Fear that pent-up pressure could translate into violence led Austrian police to open barriers Thursday at a crowded migrant collection point. But any relief appeared temporary, with thousands more on their way in their search for safe haven from war and hardship.

The police move came just a day after thousands of migrants broke through police obstacles at the same collection center at the Spielfeld border crossing with Slovenia. This time, police said they removed barriers to relieve pressure that could have triggered violence among those waiting for transport to shelters.

They said some of those involved Thursday followed instructions and regrouped outside the barriers but many continued walking northward away from the border. On the Slovene side, more than 1,000 migrants were waiting for entry, either to apply for asylum to Austria or to transit to other prosperous EU countries further north.

The flow of people over the so-called west Balkans route has shifted, with migrants now entering Croatia instead of Hungary, which erected a fence along its border to Serbia. From Croatia, they move to Slovenia, which has struggled to deal with the increasing numbers.

In Serbia Thursday, groups of migrants huddled around fires lit to combat the chill at Berkasovo village near a crossing point into Croatia. Niklas Stoerup Agerup of the U.N. refugee agency said the number of migrant families with children under the age of 5 transiting into Croatia has been increasing over the past several weeks.

Overnight and early Thursday "we've had a continuous flow of people coming in and also a continuous flow of people managing to cross the border," he said.

Fadl Abdul, a Palestinian from Lebanon was among those warming himself at one of the fires. He said the children were particularly vulnerable to the hardships faced by the migrants.

"We can sit here, one day, two days without eat ... water, OK, no problem," said the 43-year-old. "But what about the kids? They need milk, they need to change clothes, everything."

Croatian Interior Ministry spokesman Domagoj Dzigulovic said 1,277 people arrived to Croatia from midnight until late Thursday morning.

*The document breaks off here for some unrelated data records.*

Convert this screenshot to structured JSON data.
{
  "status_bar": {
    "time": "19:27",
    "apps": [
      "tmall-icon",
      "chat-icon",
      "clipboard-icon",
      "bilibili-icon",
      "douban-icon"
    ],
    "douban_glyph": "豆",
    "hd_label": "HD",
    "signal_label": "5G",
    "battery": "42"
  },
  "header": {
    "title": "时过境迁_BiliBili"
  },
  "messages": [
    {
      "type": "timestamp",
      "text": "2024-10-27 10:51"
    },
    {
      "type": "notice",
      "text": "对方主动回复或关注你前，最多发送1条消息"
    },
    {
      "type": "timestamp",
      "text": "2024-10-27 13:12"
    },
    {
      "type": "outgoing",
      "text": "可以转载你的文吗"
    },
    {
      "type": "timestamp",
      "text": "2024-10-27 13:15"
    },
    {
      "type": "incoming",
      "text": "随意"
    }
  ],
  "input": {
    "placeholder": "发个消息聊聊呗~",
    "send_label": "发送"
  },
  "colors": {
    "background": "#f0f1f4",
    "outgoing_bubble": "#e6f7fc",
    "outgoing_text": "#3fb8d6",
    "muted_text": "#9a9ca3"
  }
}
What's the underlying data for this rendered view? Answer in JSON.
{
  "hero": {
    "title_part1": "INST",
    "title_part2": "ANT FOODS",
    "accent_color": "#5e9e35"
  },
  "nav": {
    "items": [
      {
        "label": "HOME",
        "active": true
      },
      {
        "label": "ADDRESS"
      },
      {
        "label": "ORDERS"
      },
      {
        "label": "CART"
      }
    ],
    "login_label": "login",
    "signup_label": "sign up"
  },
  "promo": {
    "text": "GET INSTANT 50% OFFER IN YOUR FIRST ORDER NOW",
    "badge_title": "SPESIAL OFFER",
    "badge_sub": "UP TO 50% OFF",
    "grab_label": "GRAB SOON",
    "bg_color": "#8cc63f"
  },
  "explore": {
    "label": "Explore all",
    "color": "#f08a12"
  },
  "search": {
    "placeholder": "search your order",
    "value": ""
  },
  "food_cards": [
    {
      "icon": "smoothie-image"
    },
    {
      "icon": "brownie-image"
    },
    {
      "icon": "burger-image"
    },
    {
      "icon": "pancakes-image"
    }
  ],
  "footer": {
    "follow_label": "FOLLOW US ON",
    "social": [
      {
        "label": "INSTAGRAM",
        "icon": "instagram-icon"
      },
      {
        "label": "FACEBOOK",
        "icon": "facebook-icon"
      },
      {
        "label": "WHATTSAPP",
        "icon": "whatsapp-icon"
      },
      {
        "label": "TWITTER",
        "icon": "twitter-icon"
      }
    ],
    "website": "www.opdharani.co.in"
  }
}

Further north, authorities in Slovenia counted 12,616 migrants entering the country on Wednesday.

Slovenian authorities say they can handle no more than 2,500 entries per day, and have accused Croatia of sending too many migrants through.

In Madrid, an EU People's Party congress urged swift action. "The right to seek asylum must be respected for those in need of protection, while swift and effective return and readmission measures for those not qualifying must be put in place," said an "emergency resolution" adopted by the congress.